Portrait

Musiker

Der Posaunist Henning Wiegräbe leitet als Professor die Posaunenklasse an der Musikhochschule Stuttgart. Er studierte in Hamburg, Karlsruhe und Trossingen bei E. Wetz, W. Schrietter und C. Toet. Wichtige Impulse erhielt er u.a. von B. Slokar (Schweiz), C. Lindberg (Schweden) und B. Dickey (USA/Italien).
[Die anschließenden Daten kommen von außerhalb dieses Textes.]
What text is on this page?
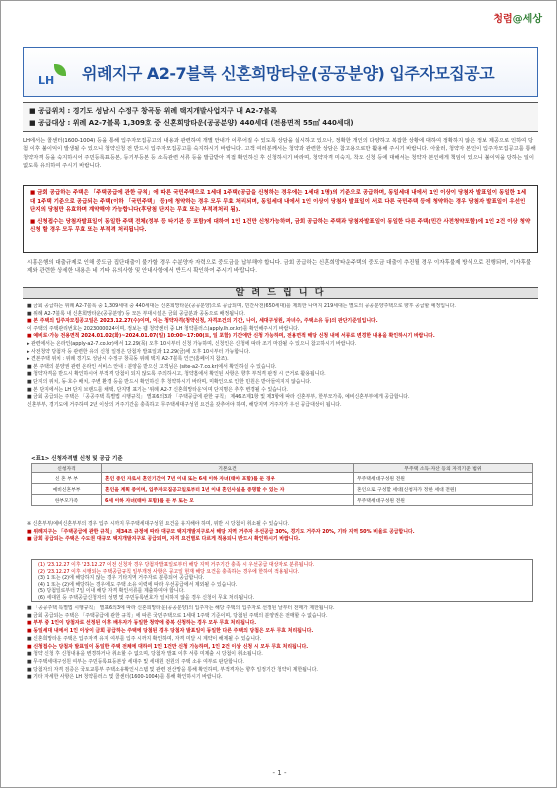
청렴@세상
LH 위례지구 A2-7블록 신혼희망타운(공공분양) 입주자모집공고
■ 공급위치 : 경기도 성남시 수정구 창곡동 위례 택지개발사업지구 내 A2-7블록
■ 공급대상 : 위례 A2-7블록 1,309호 중 신혼희망타운(공공분양) 440세대 (전용면적 55㎡ 440세대)
LH에서는 콜센터(1600-1004) 등을 통해 입주자모집공고의 내용과 관련하여 개별 안내가 이루어질 수 있도록 상담을 실시하고 있으나, 정확한 개인의 다양하고 복잡한 상황에 대하여 정확하지 않은 정보 제공으로 인하여 당첨 이후 불이익이 발생될 수 있으니 청약신청 전 반드시 입주자모집공고를 숙지하시기 바랍니다. 고객 여러분께서는 청약과 관련한 상담은 참고용으로만 활용해 주시기 바랍니다. 아울러, 청약자 본인이 입주자모집공고를 통해 청약자격 등을 숙지하시어 주민등록표등본, 등기부등본 등 소득관련 서류 등을 발급받아 직접 확인하신 후 신청하시기 바라며, 청약자격 미숙지, 착오 신청 등에 대해서는 청약자 본인에게 책임이 있으니 불이익을 당하는 일이 없도록 유의하여 주시기 바랍니다.

■ 금회 공급하는 주택은 「주택공급에 관한 규칙」에 따른 국민주택으로 1세대 1주택(공급을 신청하는 경우에는 1세대 1명)의 기준으로 공급하며, 동일세대 내에서 1인 이상이 당첨자 발표일이 동일한 1세대 1주택 기준으로 공급되는 주택(이하 「국민주택」 등)에 청약하는 경우 모두 무효 처리되며, 동일세대 내에서 1인 이상이 당첨자 발표일이 서로 다른 국민주택 등에 청약하는 경우 당첨자 발표일이 우선인 단지의 당첨만 유효하며 계약해야 가능합니다(후당첨 단지는 무효 또는 부적격처리 됨).

■ 신청접수는 당첨자발표일이 동일한 주택 전체(정부 등 타기관 등 포함)에 대하여 1인 1건만 신청가능하며, 금회 공급하는 주택과 당첨자발표일이 동일한 다른 주택(민간 사전청약포함)에 1인 2건 이상 청약신청 할 경우 모두 무효 또는 부적격 처리됩니다.

시흥은행의 대출규제로 인해 중도금 집단대출이 불가할 경우 수분양자 자력으로 중도금을 납부해야 합니다. 금회 공급하는 신혼희망타운주택의 중도금 대출이 추진될 경우 이자후불제 방식으로 진행되며, 이자후불제와 관련한 상세한 내용은 네 기타 유의사항 및 안내사항에서 반드시 확인하여 주시기 바랍니다.
알 려 드 립 니 다

■ 금회 공급하는 위례 A2-7블록 중 1,309세대 중 440세대는 신혼희망타운(공공분양)으로 공급되며, 민간사전(650세대)를 제외한 나머지 219세대는 별도의 공공분양주택으로 향후 공급할 예정입니다.

■ 위례 A2-7블록 내 신혼희망타운(공공분양) 등 모든 부대시설은 금회 공급분과 공동으로 배정됩니다.

■ 본 주택의 입주자모집공고일은 2023.12.27(수)이며, 이는 청약자격(청약신청, 자격조건의 기간, 나이, 세대구성원, 자녀수, 주택소유 등)의 판단기준일입니다.

이 주택의 주택관리번호는 2023000024이며, 정보는 웹 청약센터 중 LH 청약플러스(apply.lh.or.kr)를 확인해주시기 바랍니다.

■ 예비로·가능 전용면적 2024.01.02(화)~2024.01.07(일) 10:00~17:00(토, 일 포함) 기간에만 신청 가능하며, 전용면적 해당 신청 내에 서류로 변경한 내용을 확인하시기 바랍니다.

▸ 관련에서는 온라인(apply-a2-7.co.kr)에서 12.29(목) 오후 10시부터 신청 가능하며, 신청인은 신청에 따라 조기 마감될 수 있으니 참고하시기 바랍니다.

▸ 사전청약 당첨자 등 관련한 유의 신청 일정은 당첨자 발표일과 12.29(금)에 오후 10시부터 가능합니다.

▸ 견본주택 위치 : 위례 경기도 성남시 수정구 창곡동 위례 택지 A2-7블록 인근(홈페이지 참조).

■ 본 주택의 분양권 관련 온라인 서비스 안내 : 분양을 받으신 고객님은 (site-a2-7.co.kr)에서 확인하실 수 있습니다.

■ 청약자격을 반드시 확인하시어 부적격 당첨이 되지 않도록 주의하시고, 청약홈에서 확인된 사항은 향후 부적격 판정 시 근거로 활용됩니다.

■ 단지의 위치, 동·호수 배치, 주변 환경 등을 반드시 확인하신 후 청약하시기 바라며, 미확인으로 인한 민원은 받아들여지지 않습니다.

■ 본 단지에서는 LH 단지 브랜드를 채택, 단지명 표기는 '위례 A2-7 신혼희망타운'이며 단지명은 추후 변경될 수 있습니다.

■ 금회 공급되는 주택은 「공공주택 특별법 시행규칙」 별표6의3과 「주택공급에 관한 규칙」 제46조제1항 및 제3항에 따라 신혼부부, 한부모가족, 예비신혼부부에게 공급합니다.

신혼부부, 경기도에 거주하며 2년 이상의 거주기간을 충족하고 무주택세대구성원 요건을 갖추어야 하며, 해당지역 거주자가 우선 공급대상이 됩니다.

<표1> 신청자격별 신청 및 공급 기준
신청자격	기본요건	무주택 소득·자산 등의 자격기준 범위
신 혼 부 부	혼인 중인 자로서 혼인기간이 7년 이내 또는 6세 이하 자녀(태아 포함)를 둔 경우	무주택세대구성원 전원
예비신혼부부	혼인을 계획 중이며, 입주자모집공고일로부터 1년 이내 혼인사실을 증명할 수 있는 자	혼인으로 구성할 세대(신청자가 정한 세대 전원)
한부모가족	6세 이하 자녀(태아 포함)를 둔 부 또는 모	무주택세대구성원 전원

※ 신혼부부/예비신혼부부의 경우 입주 시까지 무주택세대구성원 요건을 유지해야 하며, 위반 시 당첨이 취소될 수 있습니다.

■ 위례지구는 「주택공급에 관한 규칙」 제34조 규정에 따라 대규모 택지개발지구로서 해당 지역 거주자 우선공급 30%, 경기도 거주자 20%, 기타 지역 50% 비율로 공급합니다.

■ 금회 공급되는 주택은 수도권 대규모 택지개발지구로 공급되며, 자격 요건별로 다르게 적용되니 반드시 확인하시기 바랍니다.

(1) '23.12.27 이후 '23.12.27 이전 신청자 경우 당첨자발표일로부터 해당 지역 거주기간 충족 시 우선공급 대상자로 분류됩니다.

(2) '23.12.27 이후 시행되는 주택공급규칙 일부개정 사항은 공고일 현재 해당 요건을 충족하는 경우에 한하여 적용됩니다.

(3) 1 또는 (2)에 해당하지 않는 경우 기타지역 거주자로 분류되어 공급합니다.

(4) 1 또는 (2)에 해당하는 경우에도 주택 소유 이력에 따라 우선공급에서 제외될 수 있습니다.

(5) 당첨일로부터 7일 이내 해당 자격 확인서류를 제출하여야 합니다.

(6) 세대원 등 주택공급신청자의 성명 및 주민등록번호가 일치하지 않을 경우 신청이 무효 처리됩니다.

■ 「공공주택 특별법 시행규칙」 별표6의3에 따라 신혼희망타운(공공분양)의 입주자는 해당 주택의 입주자로 선정된 날부터 전매가 제한됩니다.

■ 금회 공급되는 주택은 「주택공급에 관한 규칙」에 따른 국민주택으로 1세대 1주택 기준이며, 당첨된 주택의 분양권은 전매할 수 없습니다.

■ 부부 중 1인이 당첨자로 선정된 이후 배우자가 동일한 청약에 중복 신청하는 경우 모두 무효 처리됩니다.

■ 동일세대 내에서 1인 이상이 금회 공급하는 주택에 당첨된 경우 당첨자 발표일이 동일한 다른 주택의 당첨은 모두 무효 처리됩니다.

■ 신혼희망타운 주택은 입주자격 유지 여부를 입주 시까지 확인하며, 자격 미달 시 계약이 해제될 수 있습니다.

■ 신청접수는 당첨자 발표일이 동일한 주택 전체에 대하여 1인 1건만 신청 가능하며, 1인 2건 이상 신청 시 모두 무효 처리됩니다.

■ 청약 신청 후 신청내용을 변경하거나 취소할 수 없으며, 당첨자 발표 이후 서류 미제출 시 당첨이 취소됩니다.

■ 무주택세대구성원 여부는 주민등록표등본상 세대주 및 세대원 전원의 주택 소유 여부로 판단합니다.

■ 당첨자의 자격 검증은 국토교통부 주택소유확인시스템 및 관련 전산망을 통해 확인하며, 부적격자는 향후 일정기간 청약이 제한됩니다.

■ 기타 자세한 사항은 LH 청약플러스 및 콜센터(1600-1004)를 통해 확인하시기 바랍니다.

- 1 -
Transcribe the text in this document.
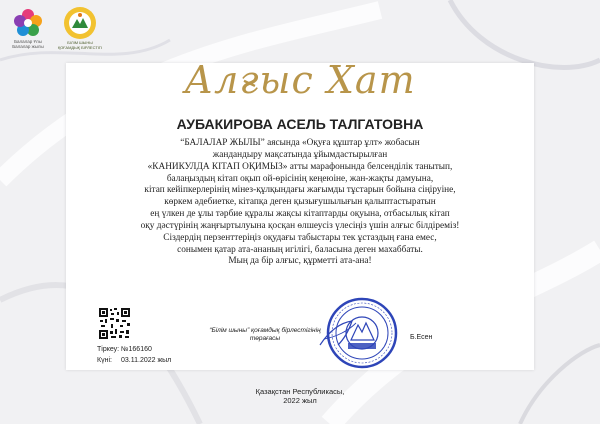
Балалар Ұлы Балалар жылы
БІЛІМ ШЫНЫ ҚОҒАМДЫҚ БІРЛЕСТІГІ
Алғыс Хат
АУБАКИРОВА АСЕЛЬ ТАЛГАТОВНА
“БАЛАЛАР ЖЫЛЫ” аясында «Оқуға құштар ұлт» жобасын
жандандыру мақсатында ұйымдастырылған
«КАНИКУЛДА КІТАП ОҚИМЫЗ» атты марафонында белсенділік танытып,
балаңыздың кітап оқып ой-өрісінің кеңеюіне, жан-жақты дамуына,
кітап кейіпкерлерінің мінез-құлқындағы жағымды тұстарын бойына сіңіруіне,
көркем әдебиетке, кітапқа деген қызығушылығын қалыптастыратын
ең үлкен де ұлы тәрбие құралы жақсы кітаптарды оқуына, отбасылық кітап
оқу дәстүрінің жаңғыртылуына қосқан өлшеусіз үлесіңіз үшін алғыс білдіреміз!
Сіздердің перзенттеріңіз оқудағы табыстары тек ұстаздың ғана емес,
сонымен қатар ата-ананың игілігі, баласына деген махаббаты.
Мың да бір алғыс, құрметті ата-ана!
Тіркеу: №166160
Күні: 03.11.2022 жыл
“Білім шыны” қоғамдық бірлестігінің төрағасы	Б.Есен
Қазақстан Республикасы,
2022 жыл
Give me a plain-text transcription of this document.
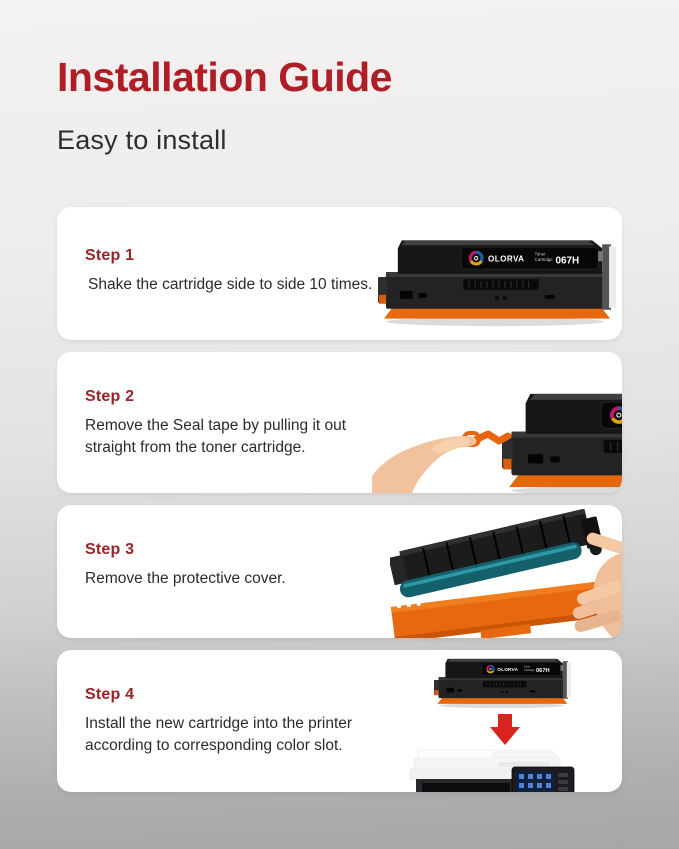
Installation Guide
Easy to install
Step 1
Shake the cartridge side to side 10 times.
Step 2
Remove the Seal tape by pulling it out straight from the toner cartridge.
Step 3
Remove the protective cover.
Step 4
Install the new cartridge into the printer according to corresponding color slot.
Schon während seiner Zeit als Soloposaunist bei der Deutschen Staatsphilharmonie Rheinland Pfalz widmete er sich immer mehr der Alten Musik. Seitdem konzertiert er mit Ensembles wie Concerto Palatino, Les Cornets Noirs, Cantus Cölln, Concerto Köln, Musica Fiata Köln, Orchestre des Champs-Elysées, Collegium vocale Gent, Amsterdam Barock Orchester, Freiburger Barock Orchester, den Taverner Players und dem Balthasar-Neumann-Ensemble und Dirigenten wie K. Junghänel, P. Herreweghe, A. Parrrott, T. Koopman P. Hereas-Casado und T. Hengelbrock.

In Stuttgart gründete er das Capricornus Ensemble Stuttgart.

Neben seiner Arbeit als Solist mit Orchestern wie dem Bundesjugendorchester, der Deutschen Staatsphilharmonie Rheinland-Pfalz, den Dortmunder Philharmonikern, dem Kurpfälzischen Kammerorchester oder dem Württembergischen Kammerorchester Heilbronn ist er begeisterter Kammermusiker.

Partner sind u.a. das Mandelring Quartett, das Vogler Quartett, das Verdi Quartett, das Peter Lehel Quartett, Daniel Schnyder, Martin Spangenberg, Wolfgang Bauer, Christian Lampert, Radovan Vlatkovic, City Brass Stuttgart und Bach, Blech & Blues.

Ein besonderes Anliegen von Henning Wiegräbe ist die Erforschung und Erweiterung des Repertoires für Posaune. Das reicht vom Aufstöbern und der Aufführung noch unbekannter Werke der Renaissance und des Barock bis zur Zusammenarbeit mit zeitgenössischen Komponisten und musikalischen Grenzgängern wie Peter Lehel und Daniel Schnyder.

Lehrer

An den Musikhochschulen von Saarbrücken und Basel betreute er die dortigen Posaunenklassen, bevor er dem Ruf an die Musikhochschule Stuttgart folgte, wo er seit 2006 lehrt. Meisterklassen gibt er weltweit, von Paris und Moskau bis nach Südafrika und China.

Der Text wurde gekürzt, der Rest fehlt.